Procès du financement libyen : l’avocat de Claude Guéant dénonce « la cruauté » de Nicolas Sarkozy

Procès du financement libyen : l’avocat de Claude Guéant dénonce « la cruauté » de Nicolas Sarkozy

Au procès en appel concernant un éventuel financement libyen de la campagne présidentielle de Nicolas Sarkozy, l’avocat de Claude Guéant a exprimé sa consternation face à l’attitude de l’ancien président, déclarant : « M. Sarkozy a sacrifié celui qui l’a fidèlement servi durant quinze ans ». Les avocats de l’ex-chef de l’État plaideront ce mercredi.

Le procès, qui s’est intensifié mardi 26 mai, a vu Me Jean-Yves Le Borgne, avocat de l’ancien trésorier de la campagne, Éric Woerth, défendre son client contre des accusations de versements non déclarés à des membres de l’équipe de campagne, d’un montant total d’environ 11 000 euros. Ces sommes, provenant d’une caisse alimentée par des dons anonymes, auraient dû être inscrites dans les comptes officiels. L’accusation a requis dix mois d’emprisonnement avec sursis pour Woerth.

Me Le Borgne a contesté ces accusations, affirmant que les primes versées n’étaient pas liées à des fonds libyens. La défense de Brice Hortefeux, ancien ministre délégué aux collectivités locales, a également débuté, avec des avocats plaidant que les preuves contre lui étaient inexistantes.

Brice Hortefeux, condamné en première instance à deux ans d’emprisonnement ferme pour association de malfaiteurs, a maintenu qu’il n’avait jamais reçu d’argent libyen et a exprimé la douleur de voir sa probité mise en question.

L’avocat de Claude Guéant, Me Philippe Bouchez El Ghozi, a critiqué Nicolas Sarkozy pour avoir, selon lui, trahi son ancien collaborateur.

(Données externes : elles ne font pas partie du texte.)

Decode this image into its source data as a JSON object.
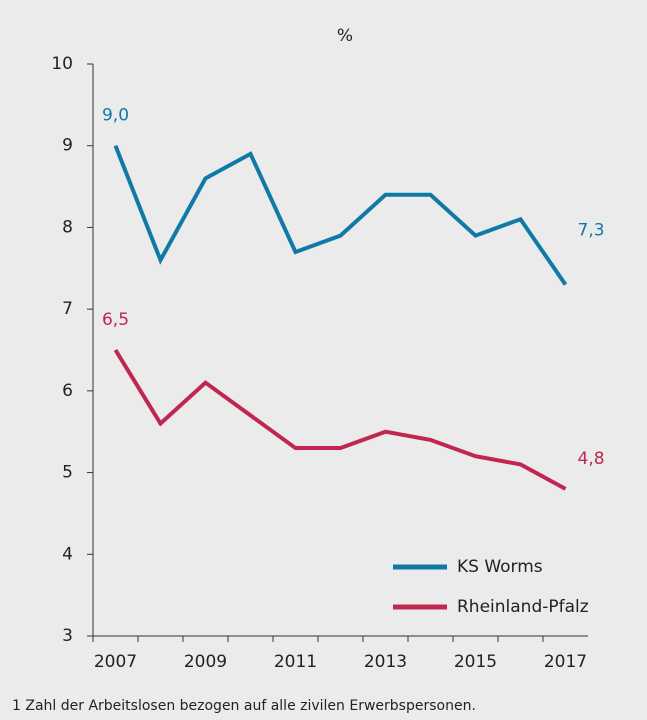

Il a soutenu que l’accusation n’avait pas prouvé que Guéant avait été informé d’une rencontre avec un haut dignitaire libyen, et a déploré les accusations portées contre lui.

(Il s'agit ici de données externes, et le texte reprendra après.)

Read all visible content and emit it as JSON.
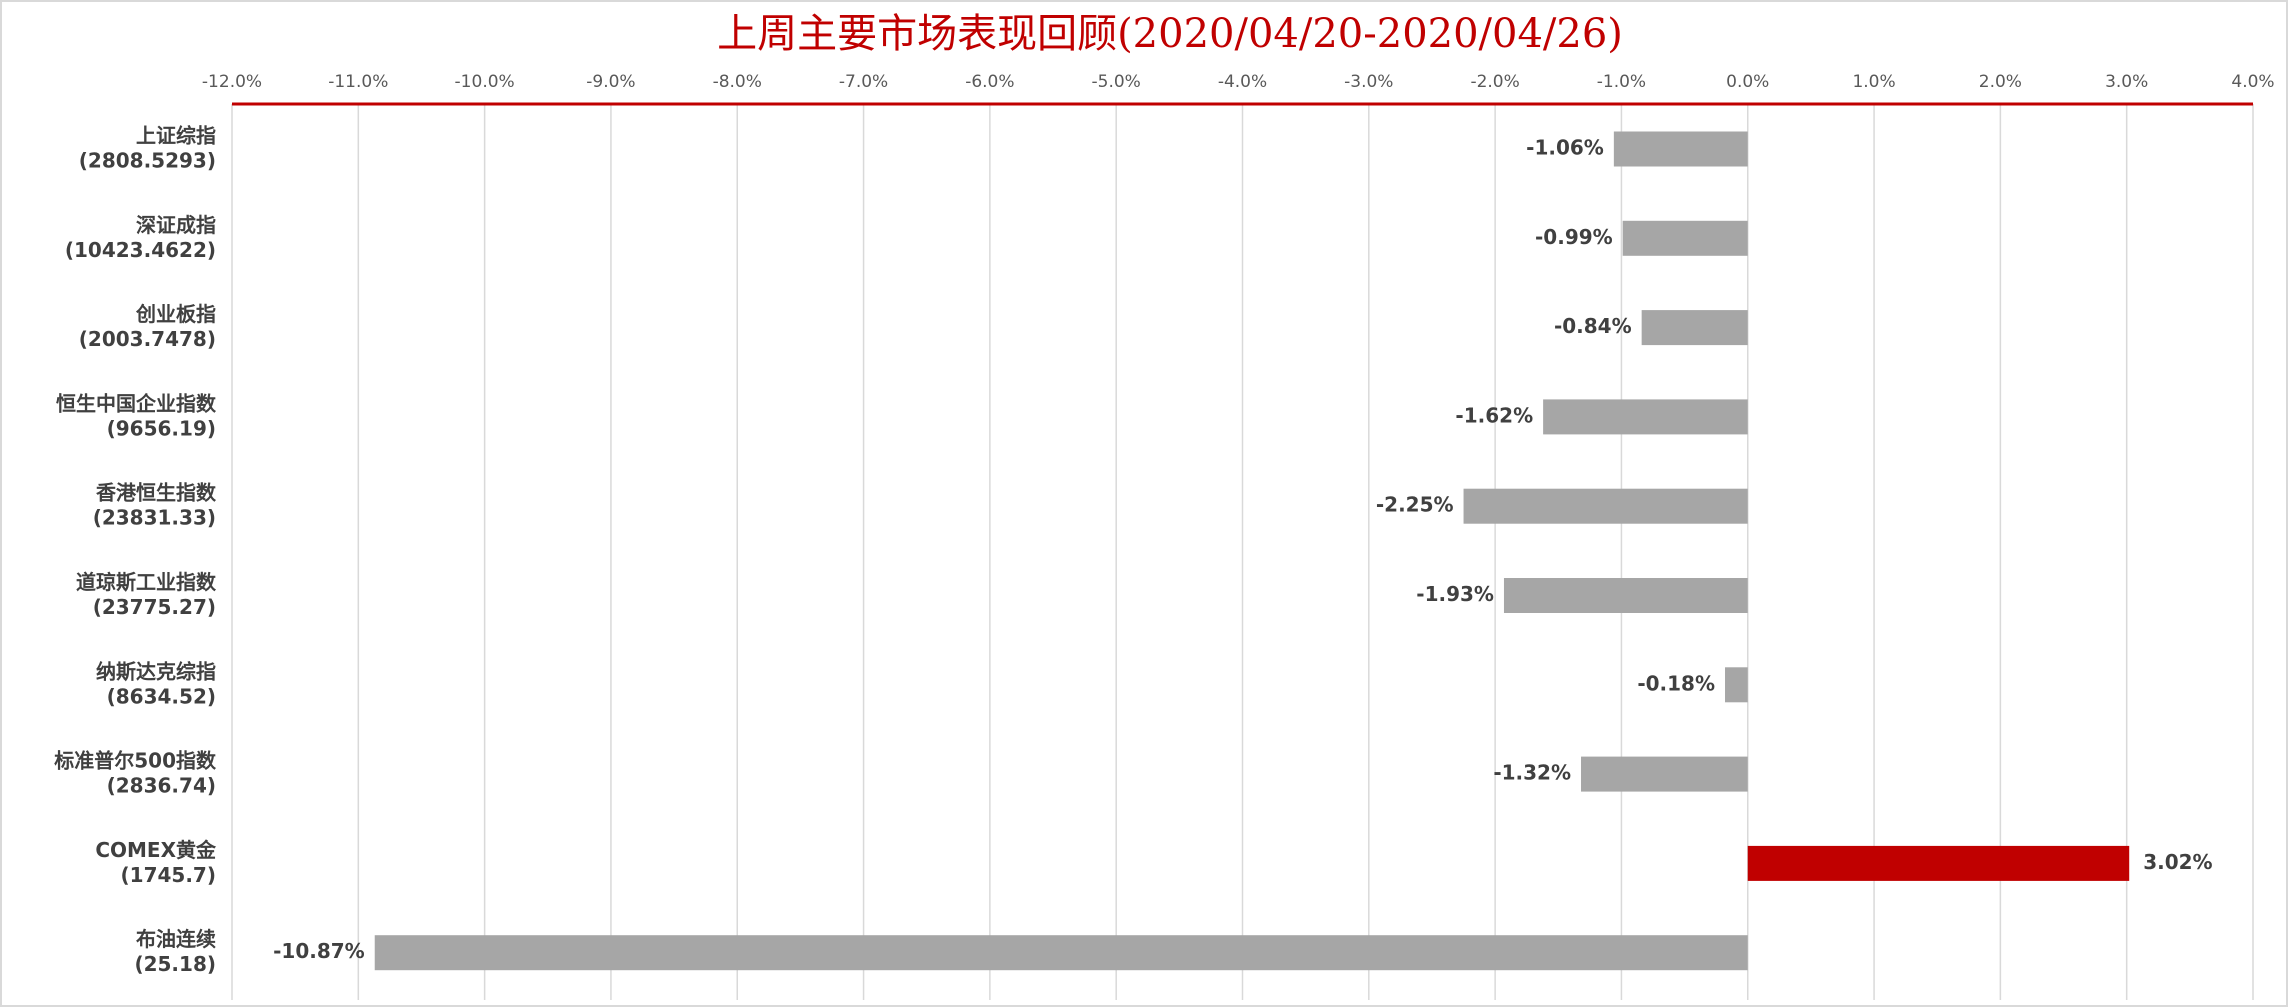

Le procès se concentre sur des allégations de corruption liées à des visites officielles en Libye, notamment celle de Brice Hortefeux en 2005. Les avocats généraux soutiennent qu’un pacte de corruption a été établi entre Sarkozy et le régime libyen pour financer la campagne présidentielle de 2007.

La défense de Guéant a insisté sur le fait que l’absence de preuves concrètes devrait conduire à une relaxe. Le procès se poursuit avec des plaidoiries attendues de la défense de Nicolas Sarkozy mercredi.